Rita Tekeyan - Green Line

Da Beirut all’Italia: i molti linguaggi di Rita Tekeyan – Green Line.

Il cuore pulsante dell’album di Rita Tekeyan (Green Line, per la Seahorse Recordings), nata a Beirut ed i cui nonni scamparono al genocidio armeno, batte nel ricordo e nella volontà di non dimenticare le proprie radici e, soprattutto, nel farle conoscere alle generazioni che della nazione che lo subì non sanno assolutamente nulla. Quindi musica come strumento anche di approfondimento e divulgazione, compito non facile ed oggi sempre più trascurato. La percezione che nella voce e nella musica della giovane artista, ad oggi residente nel nostro stivale (che si presenta al pubblico come una minuta bambola di porcellana oscura ma che, attraverso la musica di cui è autrice ed esecutrice con un pianismo colto, si fa portatrice di luci sconosciute), siano contenuti secoli di culture, suggestioni e influenze multietniche, figlie di un bacino metagenealogico foriero di una espressione artistica estremamente complessa ma con una notevole potenza comunicativa, aleggia durante tutto l’ascolto dell’opera.

Fuori dagli stereotipi musicali

È un disco molto particolare questo Green Line. Difficile trovargli una collocazione nota.
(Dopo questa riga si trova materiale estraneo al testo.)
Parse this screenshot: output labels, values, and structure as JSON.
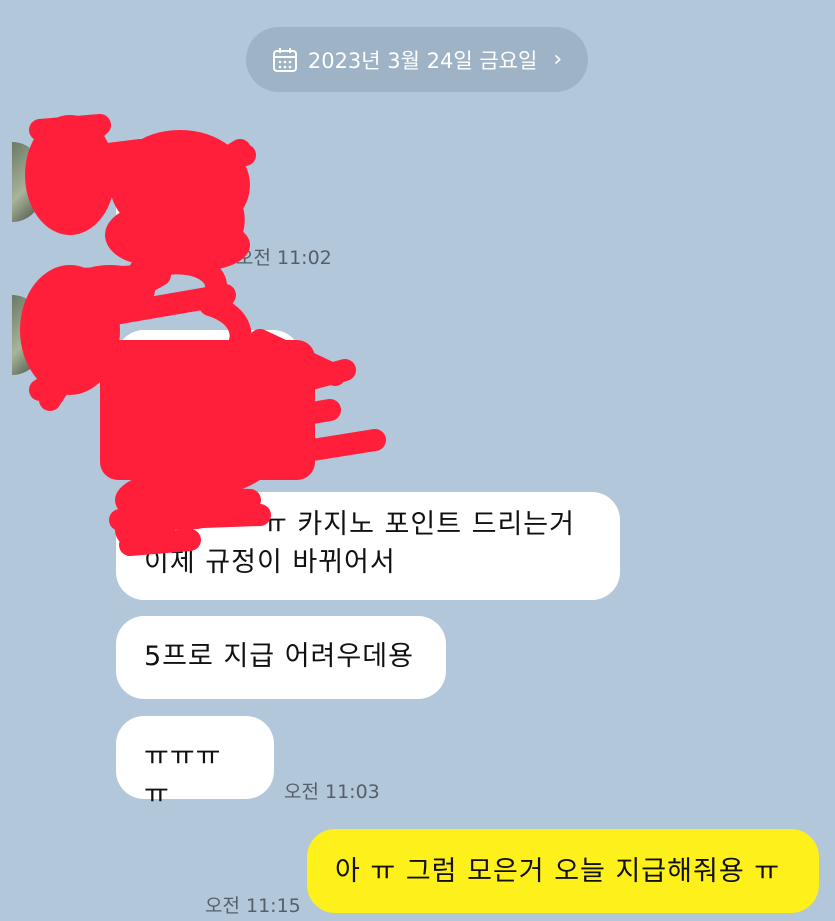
{
  "date_divider": {
    "label": "2023년 3월 24일 금요일",
    "chevron": "›",
    "icon": "calendar-icon"
  },
  "messages": {
    "m1": {
      "time": "오전 11:02"
    },
    "m3": {
      "line1": "ㅠ 카지노 포인트 드리는거",
      "line2": "이제 규정이 바뀌어서"
    },
    "m4": {
      "text": "5프로 지급 어려우데용"
    },
    "m5": {
      "text": "ㅠㅠㅠㅠ",
      "time": "오전 11:03"
    },
    "m6": {
      "text": "아 ㅠ 그럼 모은거 오늘 지급해줘용 ㅠ",
      "time": "오전 11:15"
    }
  },
  "colors": {
    "background": "#b2c7da",
    "my_bubble": "#fef01b",
    "their_bubble": "#ffffff",
    "redaction": "#ff1f3a"
  }
}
Alle mie orecchie la voce di Rita assume incarnazioni e costumi diversi a seconda del significato anche di una singola parola cantata; si può affermare di sentire inflessioni di Kate Bush ma io ci sento, a tratti, uno spirito vicino alla poetica di Diamanda Galas, una ricerca a tratti vicina al teatro-canzone persino mitteleuropeo in alcune declamazioni dove l’utilizzo di un volutamente infantile birignao pone interrogativi che richiamano l’attenzione dell’ascoltatore non solo sui suoni, per altro estremamente curati nella loro estetica feng shui che gioca più sul sottrarre che aggiungere , gran dote sempre più rara.

Un disco in crescendo

L’album inizia con l’inquietante annuncio che apre B.L. Express, uno scarno pianoforte e le prime emissioni vocali educate, poi il viaggio inizia e piccole esplosioni sonore che vengono dal medio oriente accompagnano un ritornello spiraliforme che si chiude con una vocalizzazione davvero riuscita. Si prosegue con sapiente utilizzo di archi con Foret Noire, altra contagiosa melodia, altri salti pindarici mascherati da un timido understatement delle parole cantate. Saliamo su altri tetti con Rofftops, introdotta da una forma di reading e cadenzata come una liturgia laica. Abri posa di nuovo le sue melodie su un contesto scarno ma efficace, tetti, come dice il testo, di cemento rinforzato e grandi passaggi geografici nell’arco di una sola canzone. Nora’s Tree è di nuovo testimonianza diretta del conflitto bellico narrata dal punto di vista di un innocente. Deve essere interessante vederla eseguire dal vivo per coglierne il coinvolgimento emotivo dell’artista. L’ossessione d’amore si manifesta in Devil’s OB, una antipreghiera; e in Your Sin ci si lascia andare lentamente in suggestioni sensuali e al tempo stesso pregne di carnalità, strumentazione al minimo per aumentare il potere delle parole.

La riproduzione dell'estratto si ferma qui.